I have a friend who for thirty-five years studied ocean mussels. The last time I visited him, he was studying the transparent filaments that attach the mussels to rocks, like tendons outside the body. He had only just realized that the threads are also communication devices. The mussels that settle together form a collective, and if a snail comes along and drills a hole into one mussel’s shell to eat it, that mussel, before it dies, tugs on its threads to alert the one next to it about the threat, and the one next to it tugs on its threads, and the message travels through the entire colony until they all jettison away. He was amazed to discover this after so many years.

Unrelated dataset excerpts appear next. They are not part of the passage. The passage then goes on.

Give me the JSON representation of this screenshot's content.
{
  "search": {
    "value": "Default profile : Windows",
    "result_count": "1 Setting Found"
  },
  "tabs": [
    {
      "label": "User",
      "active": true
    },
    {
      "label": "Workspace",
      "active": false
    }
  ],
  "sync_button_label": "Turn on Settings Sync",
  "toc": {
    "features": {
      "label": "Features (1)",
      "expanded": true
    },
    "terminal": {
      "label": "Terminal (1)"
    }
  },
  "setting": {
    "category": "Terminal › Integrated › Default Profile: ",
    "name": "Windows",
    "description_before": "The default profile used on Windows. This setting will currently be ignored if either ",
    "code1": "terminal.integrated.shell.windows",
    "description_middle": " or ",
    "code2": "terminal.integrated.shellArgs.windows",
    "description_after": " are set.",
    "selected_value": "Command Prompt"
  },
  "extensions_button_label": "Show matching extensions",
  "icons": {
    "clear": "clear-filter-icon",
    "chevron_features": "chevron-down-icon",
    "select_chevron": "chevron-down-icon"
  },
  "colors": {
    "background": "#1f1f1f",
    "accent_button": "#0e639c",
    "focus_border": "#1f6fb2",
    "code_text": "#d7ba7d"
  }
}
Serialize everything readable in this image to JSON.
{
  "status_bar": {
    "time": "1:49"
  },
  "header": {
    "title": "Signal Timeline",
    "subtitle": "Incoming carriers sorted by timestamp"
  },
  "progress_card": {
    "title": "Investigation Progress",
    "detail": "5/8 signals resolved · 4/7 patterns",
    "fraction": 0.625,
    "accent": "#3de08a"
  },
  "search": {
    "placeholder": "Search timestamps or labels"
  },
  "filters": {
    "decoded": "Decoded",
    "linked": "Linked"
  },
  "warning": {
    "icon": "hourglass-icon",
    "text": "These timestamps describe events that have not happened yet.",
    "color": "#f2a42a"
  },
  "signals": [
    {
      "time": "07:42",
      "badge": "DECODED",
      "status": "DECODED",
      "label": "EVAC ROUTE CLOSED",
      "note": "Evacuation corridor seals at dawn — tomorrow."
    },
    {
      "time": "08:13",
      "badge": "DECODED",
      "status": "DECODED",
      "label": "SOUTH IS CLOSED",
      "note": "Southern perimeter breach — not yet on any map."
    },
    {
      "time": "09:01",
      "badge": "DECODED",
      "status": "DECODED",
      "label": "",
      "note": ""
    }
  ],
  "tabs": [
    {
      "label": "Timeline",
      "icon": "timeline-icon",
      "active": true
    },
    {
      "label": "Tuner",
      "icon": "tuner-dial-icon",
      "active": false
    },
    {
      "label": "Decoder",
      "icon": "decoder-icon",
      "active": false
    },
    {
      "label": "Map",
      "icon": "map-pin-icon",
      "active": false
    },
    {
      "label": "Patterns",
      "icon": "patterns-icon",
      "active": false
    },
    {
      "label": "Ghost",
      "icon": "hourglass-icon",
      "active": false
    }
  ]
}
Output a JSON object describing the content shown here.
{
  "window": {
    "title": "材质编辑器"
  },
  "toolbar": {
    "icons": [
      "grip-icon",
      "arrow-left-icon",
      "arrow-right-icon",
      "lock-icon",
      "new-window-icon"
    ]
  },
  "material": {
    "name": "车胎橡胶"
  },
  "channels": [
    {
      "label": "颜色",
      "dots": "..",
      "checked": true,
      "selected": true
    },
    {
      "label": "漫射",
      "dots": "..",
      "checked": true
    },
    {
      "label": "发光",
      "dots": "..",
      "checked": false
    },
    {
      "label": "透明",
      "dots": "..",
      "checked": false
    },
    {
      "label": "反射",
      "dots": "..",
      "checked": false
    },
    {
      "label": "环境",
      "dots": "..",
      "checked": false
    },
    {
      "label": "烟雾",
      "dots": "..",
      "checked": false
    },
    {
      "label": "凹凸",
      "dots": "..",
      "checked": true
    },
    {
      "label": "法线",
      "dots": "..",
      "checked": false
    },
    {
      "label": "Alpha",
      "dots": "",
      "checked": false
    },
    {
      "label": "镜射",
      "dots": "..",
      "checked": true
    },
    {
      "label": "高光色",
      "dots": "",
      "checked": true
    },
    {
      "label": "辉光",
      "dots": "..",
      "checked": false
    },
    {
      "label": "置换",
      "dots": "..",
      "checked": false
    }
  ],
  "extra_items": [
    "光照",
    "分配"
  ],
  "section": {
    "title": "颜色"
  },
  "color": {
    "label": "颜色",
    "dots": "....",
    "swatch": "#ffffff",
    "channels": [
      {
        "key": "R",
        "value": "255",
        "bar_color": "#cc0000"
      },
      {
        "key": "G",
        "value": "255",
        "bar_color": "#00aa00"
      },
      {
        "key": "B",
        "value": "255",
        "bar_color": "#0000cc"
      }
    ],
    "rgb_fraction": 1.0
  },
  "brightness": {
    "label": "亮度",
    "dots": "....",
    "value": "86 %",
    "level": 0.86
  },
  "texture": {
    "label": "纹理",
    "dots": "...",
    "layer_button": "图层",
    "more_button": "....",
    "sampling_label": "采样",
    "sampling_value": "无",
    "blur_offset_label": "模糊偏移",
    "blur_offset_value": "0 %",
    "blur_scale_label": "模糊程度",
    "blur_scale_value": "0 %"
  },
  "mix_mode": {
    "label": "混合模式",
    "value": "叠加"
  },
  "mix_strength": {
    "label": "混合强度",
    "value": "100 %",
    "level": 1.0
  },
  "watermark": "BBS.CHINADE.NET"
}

So practicing biomimicry is a process of becoming more deeply in awe of the organism that you are trying to emulate. Participants in our workshops experience this awe when they see nature solving the same problems that they want to solve, and doing so elegantly. They see other organisms for the first time as elders, as mentors, rather than as crops, or livestock, or a source of raw materials. In the old way of doing things, if we wanted mother-of-pearl, a beautiful natural ceramic, we would harvest the abalone mollusks that make it. The next step was to domesticate the abalone, so that we didn’t have to go into the wild to get the ceramic. Now it’s possible to leave the abalone in the ocean and learn from it how to make strong, beautiful ceramics without a kiln.

Kupfer: Extraction is almost inherent to the concept of resource.

Benyus: Exactly. We have to change that. Biomimicry is as much about having a new outlook as it is about designing new technologies. I don’t think new technologies alone will save us. What will get us through the evolutionary bottleneck is a change of heart, which will come about when we begin to see nature not as a resource but as a sentient master.